Flying a drone is fun—but it takes skill and understanding. Campers are first introduced to the fundamentals of drone flight and control. Next they learn to assemble, setup, simulate and fly two different drones, progressing from one to the other!
• Five-day, Monday to Friday program:
9:00 a.m. to 4:00 p.m. each day
• Optional extended care:
8:00 – 9:00 a.m. $45 per week and/or
4:00 – 6:00 p.m. $90 per week
• Gourmet box lunch: $70 per week
• Limited to 10 children, rising 6th to 9th grade
• $25 sibling or multi-session discount applies
• Instructor & assistant to child ratio is 5:1 or less
• Your instructor: TBA
The week starts with the fundamentals of drone flight and control. Then, with a build buddy, your child will learn about our drones and complete their assembly. Indoor flying and running computer simulations are employed to advance skills and muscle memory. Outside, skills gained on the simulator are tested. Previous drone experience is not expected.

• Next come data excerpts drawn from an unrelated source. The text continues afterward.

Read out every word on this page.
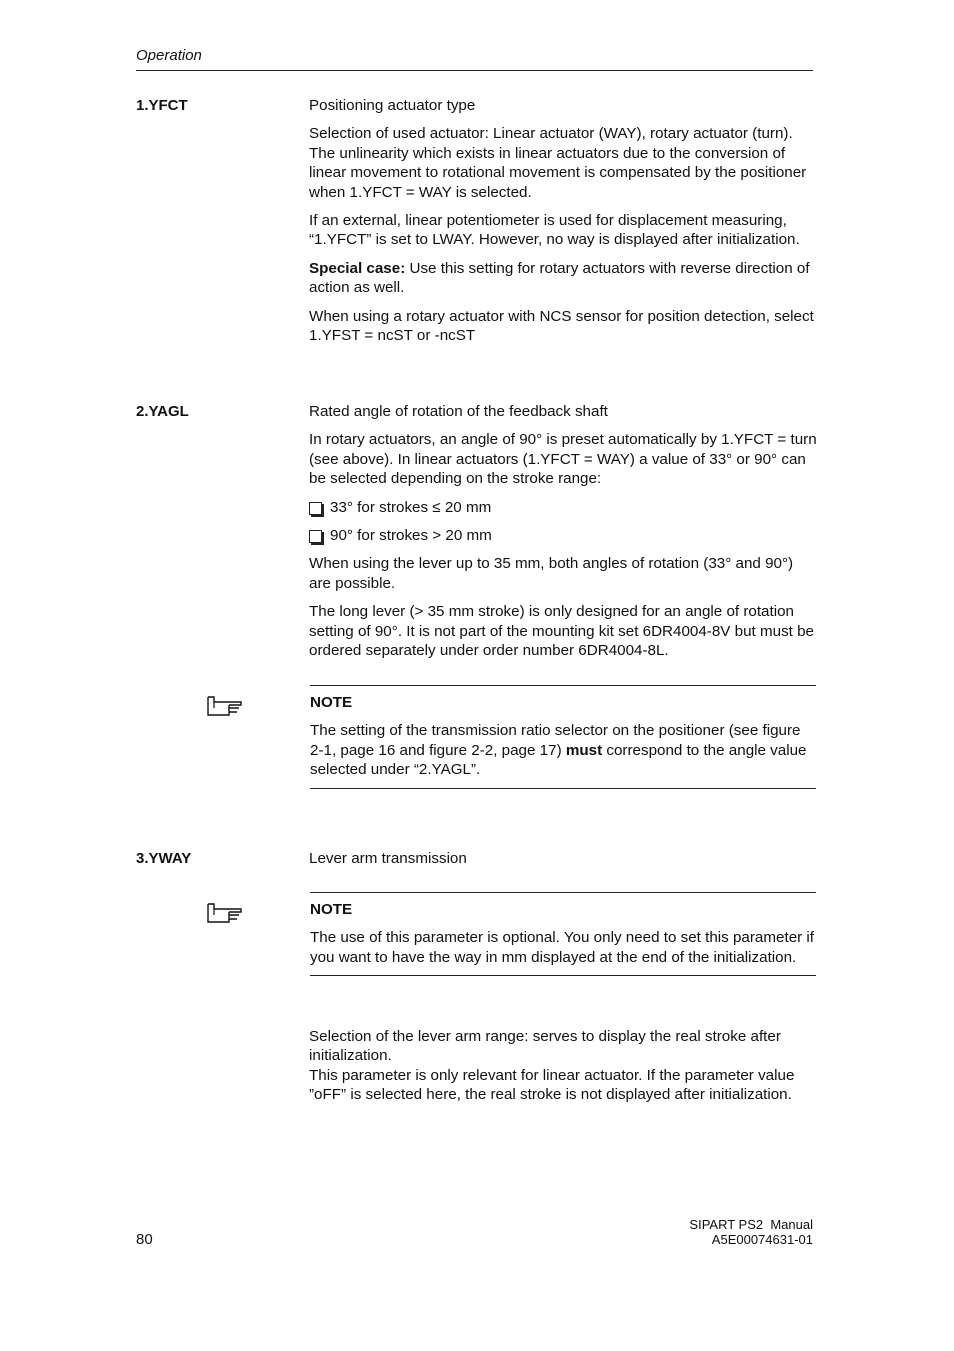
Operation
1.YFCT	Positioning actuator type

Selection of used actuator: Linear actuator (WAY), rotary actuator (turn). The unlinearity which exists in linear actuators due to the conversion of linear movement to rotational movement is compensated by the positioner when 1.YFCT = WAY is selected.

If an external, linear potentiometer is used for displacement measuring, “1.YFCT” is set to LWAY. However, no way is displayed after initialization.

Special case: Use this setting for rotary actuators with reverse direction of action as well.

When using a rotary actuator with NCS sensor for position detection, select 1.YFST = ncST or -ncST

2.YAGL	Rated angle of rotation of the feedback shaft

In rotary actuators, an angle of 90° is preset automatically by 1.YFCT = turn (see above). In linear actuators (1.YFCT = WAY) a value of 33° or 90° can be selected depending on the stroke range:

33° for strokes ≤ 20 mm
90° for strokes > 20 mm

When using the lever up to 35 mm, both angles of rotation (33° and 90°) are possible.

The long lever (> 35 mm stroke) is only designed for an angle of rotation setting of 90°. It is not part of the mounting kit set 6DR4004-8V but must be ordered separately under order number 6DR4004-8L.

NOTE
The setting of the transmission ratio selector on the positioner (see figure 2-1, page 16 and figure 2-2, page 17) must correspond to the angle value selected under “2.YAGL”.
3.YWAY	Lever arm transmission

NOTE
The use of this parameter is optional. You only need to set this parameter if you want to have the way in mm displayed at the end of the initialization.

Selection of the lever arm range: serves to display the real stroke after initialization.

This parameter is only relevant for linear actuator. If the parameter value ”oFF” is selected here, the real stroke is not displayed after initialization.

80
SIPART PS2  Manual
A5E00074631-01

Majoring in Computer Science at the University of North Carolina at Chapel Hill
Molly has spent a lot of time both working with children and working with computers, so joining Edge on Science offers her the opportunity to do both. She loves coding and is excited to teach what she knows.
Once our drone pilots are comfortable flying using the simulator, then we take it outside. Once line-of-sight piloting has been mastered, headsets may be tried, for a first person view of the drone’s video feed! To reach this point, campers:
● collaborate with their teammates & other teams
● use real tools and measuring instruments
● build, tune, test, and troubleshoot
● communicate their ideas
● discuss strategy
Before flying a drone, it must be well constructed, tuned properly, safety checked, and tested. Simulating, monitoring, strategizing, communicating, and troubleshooting are all skills your child will advance and gain confidence in during this active, STEMulating week.
Campers will understand how the different electronic components of a specific drone work together; at a higher level, they learn how a complex machine is made up of simpler interdependent systems. They will envision drones of their own making and understand how to approach their construction. Whether it is in recreational flying or another STEM domain, they will learn that defining a problem is the first step to solving it.